Sea Bass in a Salt Crust


Preparation info

  • Difficulty


  • Serves


Appears in

The Italian Regional Cookbook

The Italian Regional Cookbook

By Valentina Harris

Published 2017

  • About

This has evolved into a recipe that has become something of a national Italian dish, but my version is the one I learned to make on the beautiful island of Sardinia, and it has never let me down.

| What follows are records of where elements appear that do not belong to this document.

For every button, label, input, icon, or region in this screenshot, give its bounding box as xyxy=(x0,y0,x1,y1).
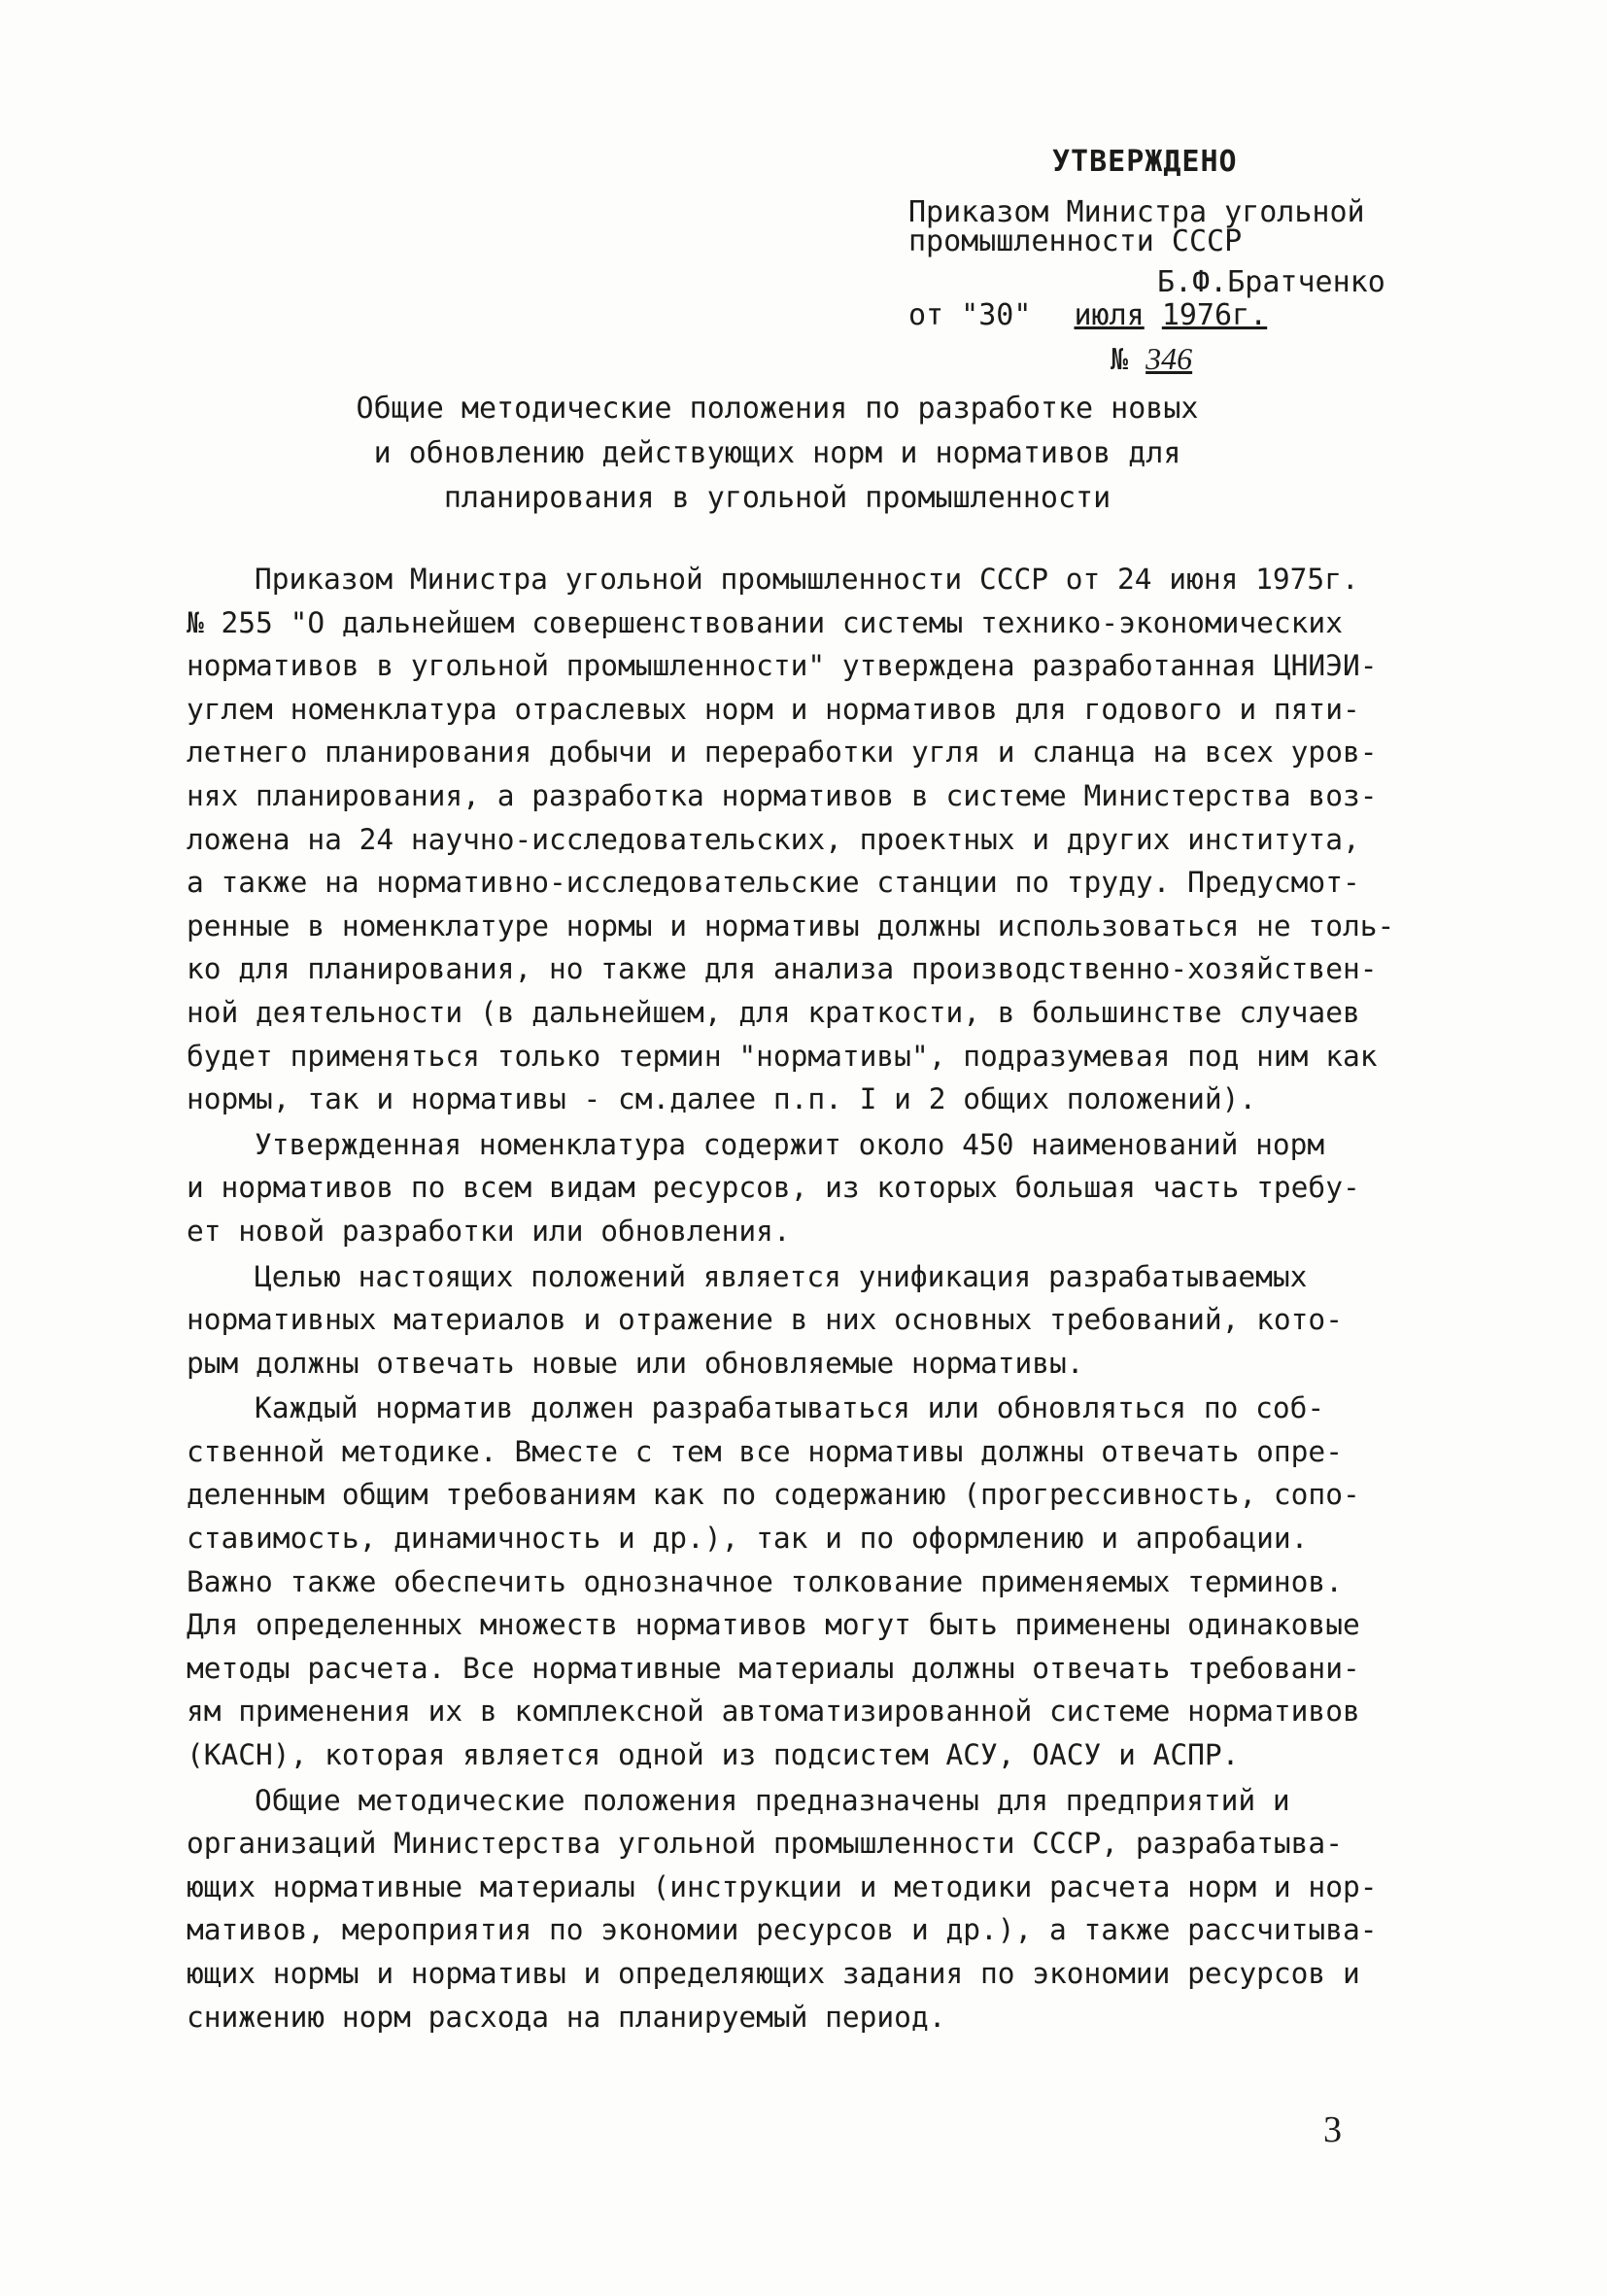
approval-signer: Б.Ф.Братченко xyxy=(1157,265,1385,299)
paragraph-line: деленным общим требованиям как по содержанию (прогрессивность, сопо- xyxy=(187,1478,1360,1512)
paragraph-line: нормативов в угольной промышленности" утверждена разработанная ЦНИЭИ- xyxy=(187,649,1378,683)
paragraph-line: ственной методике. Вместе с тем все нормативы должны отвечать опре- xyxy=(187,1434,1343,1468)
title-line: планирования в угольной промышленности xyxy=(443,481,1111,515)
document-body xyxy=(187,558,1479,2040)
approval-date-prefix: от "30" xyxy=(908,298,1032,332)
paragraph-line: нормы, так и нормативы - см.далее п.п. I и 2 общих положений). xyxy=(187,1082,1257,1116)
paragraph-line: методы расчета. Все нормативные материалы должны отвечать требовани- xyxy=(187,1651,1360,1685)
paragraph-line: нях планирования, а разработка нормативов в системе Министерства воз- xyxy=(187,778,1378,812)
paragraph-line: углем номенклатура отраслевых норм и нормативов для годового и пяти- xyxy=(187,692,1360,726)
paragraph-line: Общие методические положения предназначены для предприятий и xyxy=(255,1783,1290,1817)
paragraph-line: ставимость, динамичность и др.), так и по оформлению и апробации. xyxy=(187,1522,1309,1556)
paragraph-line: ет новой разработки или обновления. xyxy=(187,1214,791,1248)
paragraph-line: а также на нормативно-исследовательские станции по труду. Предусмот- xyxy=(187,866,1360,900)
paragraph-line: организаций Министерства угольной промышленности СССР, разрабатыва- xyxy=(187,1827,1343,1861)
paragraph-3 xyxy=(187,1255,1479,1386)
approval-ministry-line: промышленности СССР xyxy=(908,224,1243,258)
paragraph-line: ко для планирования, но также для анализа производственно-хозяйствен- xyxy=(187,952,1378,986)
approval-date-month: июля xyxy=(1074,298,1145,332)
paragraph-4 xyxy=(187,1387,1479,1776)
approval-date xyxy=(908,299,1267,332)
paragraph-line: Каждый норматив должен разрабатываться или обновляться по соб- xyxy=(255,1391,1325,1425)
paragraph-line: Целью настоящих положений является унификация разрабатываемых xyxy=(255,1259,1308,1293)
paragraph-line: летнего планирования добычи и переработки угля и сланца на всех уров- xyxy=(187,736,1378,770)
paragraph-line: ям применения их в комплексной автоматизированной системе нормативов xyxy=(187,1695,1360,1729)
paragraph-line: будет применяться только термин "нормативы", подразумевая под ним как xyxy=(187,1039,1378,1073)
paragraph-line: Утвержденная номенклатура содержит около 450 наименований норм xyxy=(255,1127,1325,1161)
paragraph-line: рым должны отвечать новые или обновляемые нормативы. xyxy=(187,1346,1084,1380)
approval-date-year: 1976г. xyxy=(1161,298,1268,332)
paragraph-line: Для определенных множеств нормативов могут быть применены одинаковые xyxy=(187,1608,1360,1642)
paragraph-line: № 255 "О дальнейшем совершенствовании системы технико-экономических xyxy=(187,605,1343,639)
paragraph-line: Важно также обеспечить однозначное толкование применяемых терминов. xyxy=(187,1564,1343,1598)
paragraph-line: ющих нормы и нормативы и определяющих задания по экономии ресурсов и xyxy=(187,1957,1360,1990)
paragraph-2 xyxy=(187,1123,1479,1253)
approval-number-prefix: № xyxy=(1111,343,1129,377)
paragraph-5 xyxy=(187,1779,1479,2039)
document-title xyxy=(291,387,1263,521)
paragraph-1 xyxy=(187,558,1479,1121)
title-line: Общие методические положения по разработке новых xyxy=(356,392,1199,426)
paragraph-line: ющих нормативные материалы (инструкции и методики расчета норм и нор- xyxy=(187,1869,1378,1903)
approval-title: УТВЕРЖДЕНО xyxy=(1052,145,1238,179)
approval-number-value: 346 xyxy=(1145,341,1193,376)
paragraph-line: снижению норм расхода на планируемый период. xyxy=(187,2000,946,2034)
page-number: 3 xyxy=(1323,2109,1342,2150)
paragraph-line: ложена на 24 научно-исследовательских, проектных и других института, xyxy=(187,822,1360,856)
paragraph-line: нормативных материалов и отражение в них основных требований, кото- xyxy=(187,1303,1343,1337)
paragraph-line: ной деятельности (в дальнейшем, для краткости, в большинстве случаев xyxy=(187,995,1360,1029)
paragraph-line: и нормативов по всем видам ресурсов, из которых большая часть требу- xyxy=(187,1171,1360,1205)
paragraph-line: Приказом Министра угольной промышленности СССР от 24 июня 1975г. xyxy=(255,563,1359,596)
paragraph-line: ренные в номенклатуре нормы и нормативы должны использоваться не толь- xyxy=(187,908,1395,942)
approval-order-line: Приказом Министра угольной xyxy=(908,195,1365,229)
paragraph-line: мативов, мероприятия по экономии ресурсов и др.), а также рассчитыва- xyxy=(187,1913,1378,1947)
approval-number xyxy=(1111,342,1192,377)
paragraph-line: (КАСН), которая является одной из подсистем АСУ, ОАСУ и АСПР. xyxy=(187,1738,1240,1772)
title-line: и обновлению действующих норм и нормативов для xyxy=(373,436,1181,470)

  • 1 sea bass, weighing about 800 g/1 ¾ lb
  • 6 fresh sage leaves
  • 6 fresh thyme sprigs
  • a handful of fresh parsley
  • 2 or 3 fresh chervil sprigs
  • 4 bay leaves
  • 3 fresh rosemary sprigs
  • 1 lemon, zested
  • 2 garlic cloves, finely chopped
  • 4 egg whites
  • 1 kg/2 ¼ lb sea salt
  • 1 kg/2 ¼ lb coarse sea salt
  • boiled or roasted potatoes, lightly dressed with olive oil, salt and chopped herbs, and wedges of lemon, to serve


  1. Preheat the oven to 180°C/350°F/Gas 4. Prepare the fish by gutting and scaling it, then rinse it thoroughly and pat it dry inside and outside.
  2. Chop all the herbs finely and divide them in half. Mix one half with the lemon zest and the garlic.
  3. Whisk the egg whites until stiff, then fold in the remaining herbs, then the salts.
  4. Lay a sheet of baking parchment over a shallow baking tray and spread a thin layer of the salt mixture across it, about 1.5cm/¾in deep, roughly the size of the fish.
  5. Put the reserved mixture of herbs, lemon zest and garlic inside the fish, then lay it on top of the salt bed. Cover the fish with the rest of the salt paste, pressing to help it to stick and shaping it around the fish.
  6. Bake for about 40 minutes (if you are using 2 smaller fish of about half the weight each, reduce the time to 20-25 minutes).
  7. Remove from the oven and let it stand for about 2 minutes, then crack the crust with a small hammer or heavy object (I use the pestle from my mortar and pestle). Skin and fillet the fish. Serve with the dressed potatoes and wedges of lemon.